If your leg was hanging off you would be in an ambulance, if you were having a different t medical emergency you would be down A and E, and if you needed glasses you would see an optician. Why is this different!

Please do not struggle on alone when help is there. You owe it to your child, partner and most of all yourself.

glitterbiscuits · 18/11/2017 10:22

Book another appointment

Try to have positive, productive weekend

Go for a walk, cook something nice, watch a film with snacks as a family, prep a bit for Christmas.

One step at a time.

It’s so easy to keep sinking. Rise a little every day

lightcola · 18/11/2017 11:07

I saw my gp about being depressed yesterday. I have been putting it off for months (maybe even years). I start CBT on Monday so fingers crossed that’s the first step to the old me. Please make another appointment Ketchup.

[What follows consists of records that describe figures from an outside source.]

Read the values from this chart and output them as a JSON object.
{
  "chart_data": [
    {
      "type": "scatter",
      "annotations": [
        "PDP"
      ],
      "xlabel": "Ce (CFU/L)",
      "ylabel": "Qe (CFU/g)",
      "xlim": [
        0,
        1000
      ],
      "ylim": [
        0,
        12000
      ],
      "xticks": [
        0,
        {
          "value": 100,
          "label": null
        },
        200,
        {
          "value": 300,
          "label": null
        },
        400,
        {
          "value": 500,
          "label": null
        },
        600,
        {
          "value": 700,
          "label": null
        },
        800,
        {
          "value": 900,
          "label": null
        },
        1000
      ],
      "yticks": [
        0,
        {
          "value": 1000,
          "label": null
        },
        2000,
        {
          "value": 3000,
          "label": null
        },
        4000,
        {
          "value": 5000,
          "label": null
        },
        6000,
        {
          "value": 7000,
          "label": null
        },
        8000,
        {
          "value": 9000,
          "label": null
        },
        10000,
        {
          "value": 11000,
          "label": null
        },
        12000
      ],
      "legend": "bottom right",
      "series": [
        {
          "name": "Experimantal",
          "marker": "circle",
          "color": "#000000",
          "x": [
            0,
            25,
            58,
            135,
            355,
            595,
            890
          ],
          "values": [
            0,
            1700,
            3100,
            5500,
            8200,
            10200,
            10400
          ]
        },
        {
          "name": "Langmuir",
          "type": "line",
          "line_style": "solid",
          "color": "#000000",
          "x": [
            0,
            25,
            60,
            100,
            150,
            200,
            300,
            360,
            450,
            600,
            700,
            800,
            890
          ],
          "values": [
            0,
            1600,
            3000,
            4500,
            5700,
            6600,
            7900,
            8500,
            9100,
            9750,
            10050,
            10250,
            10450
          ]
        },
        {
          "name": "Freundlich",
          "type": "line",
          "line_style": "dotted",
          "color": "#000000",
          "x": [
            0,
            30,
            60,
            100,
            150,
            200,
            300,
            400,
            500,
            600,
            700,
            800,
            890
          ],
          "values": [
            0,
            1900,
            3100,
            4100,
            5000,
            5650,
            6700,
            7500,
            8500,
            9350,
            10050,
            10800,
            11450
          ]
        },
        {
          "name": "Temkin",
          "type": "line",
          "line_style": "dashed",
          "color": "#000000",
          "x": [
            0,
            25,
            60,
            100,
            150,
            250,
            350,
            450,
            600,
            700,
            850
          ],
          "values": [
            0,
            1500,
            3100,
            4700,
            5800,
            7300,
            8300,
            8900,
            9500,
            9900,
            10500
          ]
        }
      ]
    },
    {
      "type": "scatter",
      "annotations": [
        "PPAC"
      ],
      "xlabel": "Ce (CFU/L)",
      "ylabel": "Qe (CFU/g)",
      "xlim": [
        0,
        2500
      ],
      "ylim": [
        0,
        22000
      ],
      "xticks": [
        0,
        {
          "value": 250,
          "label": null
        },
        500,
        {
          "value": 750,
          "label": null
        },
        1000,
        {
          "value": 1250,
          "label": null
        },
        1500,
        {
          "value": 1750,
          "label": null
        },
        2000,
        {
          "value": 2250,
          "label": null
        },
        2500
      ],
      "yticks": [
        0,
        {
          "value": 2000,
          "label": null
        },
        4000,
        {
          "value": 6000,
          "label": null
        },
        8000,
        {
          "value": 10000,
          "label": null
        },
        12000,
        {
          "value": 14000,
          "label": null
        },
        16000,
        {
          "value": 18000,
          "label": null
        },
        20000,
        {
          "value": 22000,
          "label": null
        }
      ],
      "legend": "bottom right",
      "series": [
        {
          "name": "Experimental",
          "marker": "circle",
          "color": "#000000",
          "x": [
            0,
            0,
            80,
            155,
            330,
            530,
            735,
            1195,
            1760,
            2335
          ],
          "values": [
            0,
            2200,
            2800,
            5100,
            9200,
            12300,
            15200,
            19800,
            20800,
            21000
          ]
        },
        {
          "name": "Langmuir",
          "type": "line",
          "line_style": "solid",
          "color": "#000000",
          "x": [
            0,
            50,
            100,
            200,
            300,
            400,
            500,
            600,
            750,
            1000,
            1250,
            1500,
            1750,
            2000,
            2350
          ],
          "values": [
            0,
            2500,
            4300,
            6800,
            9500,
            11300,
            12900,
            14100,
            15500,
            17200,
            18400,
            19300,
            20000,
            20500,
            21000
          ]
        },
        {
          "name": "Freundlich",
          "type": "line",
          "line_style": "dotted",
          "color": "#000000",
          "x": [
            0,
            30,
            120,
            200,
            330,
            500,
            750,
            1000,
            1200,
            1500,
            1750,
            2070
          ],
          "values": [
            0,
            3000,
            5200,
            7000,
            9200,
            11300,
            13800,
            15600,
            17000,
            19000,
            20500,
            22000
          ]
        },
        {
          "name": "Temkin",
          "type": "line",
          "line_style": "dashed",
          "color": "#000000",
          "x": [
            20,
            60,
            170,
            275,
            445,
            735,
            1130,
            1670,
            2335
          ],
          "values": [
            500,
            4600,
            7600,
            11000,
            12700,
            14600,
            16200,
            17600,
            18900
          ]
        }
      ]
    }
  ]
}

passmetheketchup · 18/11/2017 18:24

@lightcola Good on you. How did your appt go? How are you feeling today?

OP posts:
passmetheketchup · 18/11/2017 18:26

@glitterbiscuits Thank you for the advice. I definitely feel like I’m sinking today. We went out for a walk and a bit of lunch and then popped in for a coffee with family. It should have been a lovely day but I feel emotionless- almost robotic.

OP posts:
passmetheketchup · 18/11/2017 18:27

For others who have had depression. How did you feel at your lowest? What made you take the step and see your GP?

OP posts:
EmpressOfTheSpartacusOceans · 18/11/2017 18:34

Bluntly? My ex more or less dragged me there after I'd tried to kill myself. I still have burn & cut scars.

Life's better now than I could ever have imagined but Pass, that's why I'm urging you to do get help now.